Underscoring the action every step of the way is David Arnold's dynamic soundtrack. Traditional and modern in all the right places, the impact of the musician's work cannot be understated. It delivers all the essential requirements of the "Bond sound", paying homage to the classic soundtracks of John Barry while also adding contemporary techno-pop elements, with which Arnold is also intimately familiar. The score culminates in the powerful end-title song performed by k.d. lang, which unites various themes that are developed throughout the film, demonstrating a valuable lesson that an effective and integrated title song really does need to be written by the movie's main composer. Fortunately, this was a lesson that the production team learned in time for The World Is Not Enough.

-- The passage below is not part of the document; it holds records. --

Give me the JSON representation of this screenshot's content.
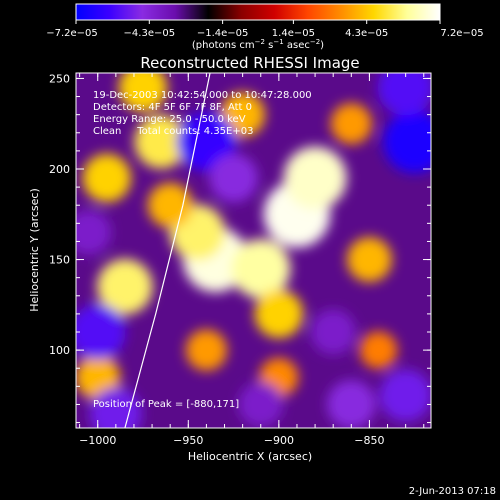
{
  "chart_data": {
    "type": "heatmap",
    "title": "Reconstructed RHESSI Image",
    "xlabel": "Heliocentric X (arcsec)",
    "ylabel": "Heliocentric Y (arcsec)",
    "xlim": [
      -1012,
      -816
    ],
    "ylim": [
      57,
      253
    ],
    "x_ticks": [
      -1000,
      -950,
      -900,
      -850
    ],
    "x_tick_labels": [
      "−1000",
      "−950",
      "−900",
      "−850"
    ],
    "y_ticks": [
      100,
      150,
      200,
      250
    ],
    "y_tick_labels": [
      "100",
      "150",
      "200",
      "250"
    ],
    "colorbar": {
      "range": [
        -7.2e-05,
        7.2e-05
      ],
      "ticks": [
        -7.2e-05,
        -4.3e-05,
        -1.4e-05,
        1.4e-05,
        4.3e-05,
        7.2e-05
      ],
      "tick_labels": [
        "−7.2e−05",
        "−4.3e−05",
        "−1.4e−05",
        "1.4e−05",
        "4.3e−05",
        "7.2e−05"
      ],
      "unit_prefix": "(photons cm",
      "unit_exp1": "−2",
      "unit_mid": " s",
      "unit_exp2": "−1",
      "unit_suffix": " asec",
      "unit_exp3": "−2",
      "unit_end": ")",
      "colors": [
        "#0000ff",
        "#3a00ff",
        "#8a2be2",
        "#6a0dad",
        "#000000",
        "#8b0000",
        "#d00000",
        "#ff4500",
        "#ff8c00",
        "#ffd700",
        "#ffff99",
        "#ffffff"
      ]
    },
    "annotations": [
      "19-Dec-2003 10:42:54.000 to 10:47:28.000",
      "Detectors: 4F 5F 6F 7F 8F, Att 0",
      "Energy Range: 25.0 - 50.0 keV",
      "Clean     Total counts: 4.35E+03"
    ],
    "peak_label": "Position of Peak = [-880,171]",
    "peak": [
      -880,
      171
    ],
    "limb_line": [
      [
        -985,
        57
      ],
      [
        -968,
        120
      ],
      [
        -953,
        180
      ],
      [
        -938,
        253
      ]
    ],
    "intensity_blobs": [
      {
        "x": -890,
        "y": 175,
        "v": 7e-05
      },
      {
        "x": -880,
        "y": 195,
        "v": 6.5e-05
      },
      {
        "x": -935,
        "y": 150,
        "v": 6.8e-05
      },
      {
        "x": -910,
        "y": 145,
        "v": 6e-05
      },
      {
        "x": -945,
        "y": 165,
        "v": 5.5e-05
      },
      {
        "x": -965,
        "y": 215,
        "v": 5.2e-05
      },
      {
        "x": -985,
        "y": 135,
        "v": 5.5e-05
      },
      {
        "x": -995,
        "y": 195,
        "v": 4.5e-05
      },
      {
        "x": -975,
        "y": 245,
        "v": 4.5e-05
      },
      {
        "x": -920,
        "y": 230,
        "v": 4e-05
      },
      {
        "x": -860,
        "y": 225,
        "v": 3.5e-05
      },
      {
        "x": -850,
        "y": 150,
        "v": 4e-05
      },
      {
        "x": -940,
        "y": 100,
        "v": 3.5e-05
      },
      {
        "x": -900,
        "y": 85,
        "v": 3.2e-05
      },
      {
        "x": -845,
        "y": 100,
        "v": 3e-05
      },
      {
        "x": -1000,
        "y": 85,
        "v": 4e-05
      },
      {
        "x": -900,
        "y": 120,
        "v": 4.5e-05
      },
      {
        "x": -960,
        "y": 180,
        "v": 4e-05
      },
      {
        "x": -1000,
        "y": 110,
        "v": -5.5e-05
      },
      {
        "x": -990,
        "y": 65,
        "v": -5e-05
      },
      {
        "x": -940,
        "y": 215,
        "v": -6e-05
      },
      {
        "x": -925,
        "y": 195,
        "v": -4.5e-05
      },
      {
        "x": -825,
        "y": 215,
        "v": -6.5e-05
      },
      {
        "x": -830,
        "y": 245,
        "v": -5.5e-05
      },
      {
        "x": -830,
        "y": 75,
        "v": -5e-05
      },
      {
        "x": -870,
        "y": 110,
        "v": -4e-05
      },
      {
        "x": -910,
        "y": 70,
        "v": -4e-05
      },
      {
        "x": -1005,
        "y": 165,
        "v": -4e-05
      },
      {
        "x": -860,
        "y": 70,
        "v": -4.5e-05
      }
    ]
  },
  "footer": {
    "date": "2-Jun-2013 07:18"
  }
}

The main title song, performed by Sheryl Crow, is weaker by comparison, but works well in context when set against another excellent Daniel Kleinman title sequence. (Pulp also wrote a theme song for the movie, which was ultimately rejected by the producers, but later appeared on the B-side to the single "Help the Aged" as "Tomorrow Never Lies".)

The DVD extras range from an extremely useful isolated music track to a rather pointless gadgets guide - which offers scant few details on three devices, but nothing that cannot be gleaned from the movie. Storyboard presentations of nine sequences are rather let down by the fact that, laid out as they are on top of the movie action, the drawings are difficult to decipher. As with the other Brosnan DVDs, there is plenty of production information, including two feature-length commentaries, but scarcely any analysis of the movie's pre-production development, including its infamous last-minute script revisions (which, by the way, are not evident in the bold and strident finished product). Additional, never-before-released material (which was not available for review) includes deleted, extended and multi-angle scenes introduced by Roger Spottiswoode; the hour-long 1997 TV special Highly Classified: The World of 007, hosted by Desmond Llewelyn (Q); and Moby's remix of "The James Bond Theme".

This two-disc set, like the movie itself, truly gives us Bond for the information age.